When hostilities broke out between the north and south, Moonlight left the farm, recruited men to form a battery of artillery, and his organization was assigned to General Lane's brigade. His valor soon won for him a commission as colonel. An incident in his career, chronicled in a history of prominent Kansans, leaves no doubt as to his bravery. Price, the Confederate general, with 15,000 men made a raid in southwest Missouri and made plans to invade Kansas. In 1864 Colonel Moonlight was stationed at Mound City, Kans., with but one regiment of men, yet he advanced to meet Price, tho' his scouts told him he was overwhelmingly outnumbered. But contrary to orders he marched his command to engage the Confederates who, drawn up in battle array, but with very thin lines, were not aware of Union troops nearby until Moonlight, forming his men at the brow of a hill swept down to the attack which proved so sudden that the Southerners became demoralized, lost heart and disintegrated as an army. Thus, it was said, Moonlight prevented Price from carrying out his boast that he intended and would capture Fort Leavenworth.
Returning to Leavenworth at the close of hostilities Moonlight became active in the political arena as a Republican. In 1864 he was a presidential elector; in 1866 elected secretary of the state. History relates that he declined a second nomination for that office, and later on his views on prohibition and also the endeavors of Congress to impeach Andrew Johnson, who succeeded to the presidency upon the death of Abraham Lincoln, causing him to transfer his allegiance to the Democratic party.
It was lean pickings for Democrats in Kansas about that time. They nominated Moonlight for governor, but he was defeated by John A. Martin who won a second term. Offered the nomination again in 1882 Moonlight refused it, but without doubt would have won because George A. Glick, who was the second choice of the convention accepted and was the first Democrat to be elected to the office in Kansas.
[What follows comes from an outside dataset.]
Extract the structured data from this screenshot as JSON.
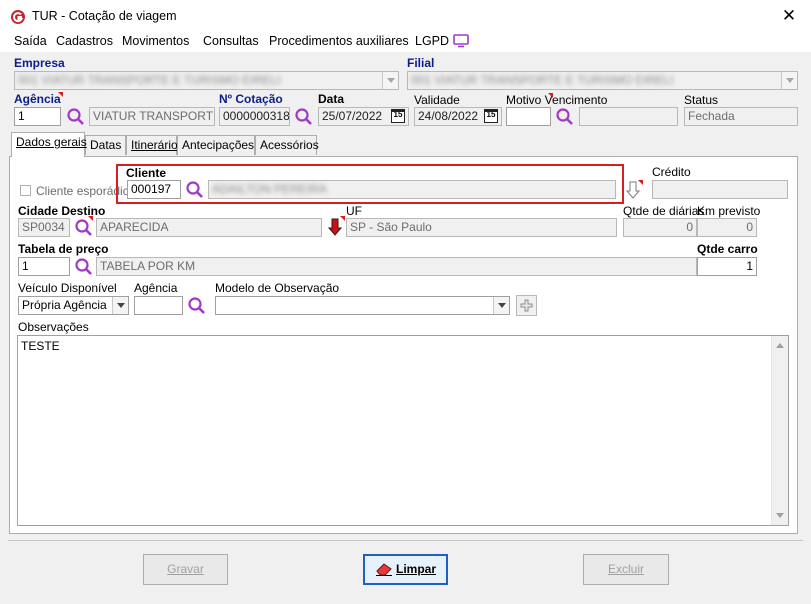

Under Glick's tenure Moonlight was mad adjutant of the state militia.
He was presidential elector at large when Grover Cleveland was elected President his first term, and Moonlight was rewarded by being appointed governor of territorial Wyoming. Under Cleveland's second administration he sent the local man to fill the post of US minister to Bolivia, which position he held for four years.
In 1898 Colonel Moonlight returned to his farm in Kickapoo township, but not for long, the family moving to Leavenworth where a home was established at the southeast corner of Fourth and Market Sts.
Mrs. Moonlight died in 1894, and was followed by her husband on February 7, 1898. There were born to the couple seven children, two boys and five girls, one of the former died at 23 years of age, when the family resided in Kickapoo; a girl at the age of 21 in Leavenworth, and the other, Mrs. Theodore Simons, aged 23, at Cheyenne, Wyoming.
Within a period of but seven months, from May 5, 1948, to December 7, 1948, the remaining four members of the family passed away: Agnes, widow of the late E. E. Murphy, at Colorado Springs, Colo., May 5, 1948; Ellen Elizabeth, wife of A. B. Brown, in Kansas City, Mo., October 31, 1948; Jessie Edith, wife of John W. Haussermann, at New Richmond, Ohio, July 8, 1948; Walter on December 7, 1948, at Eureka, Kan. The three daughters were interred in Mt. Muncie cemetery, and the son Walter, at Eureka, Kan., where he had served as mayor of the city. He was a practicing physician.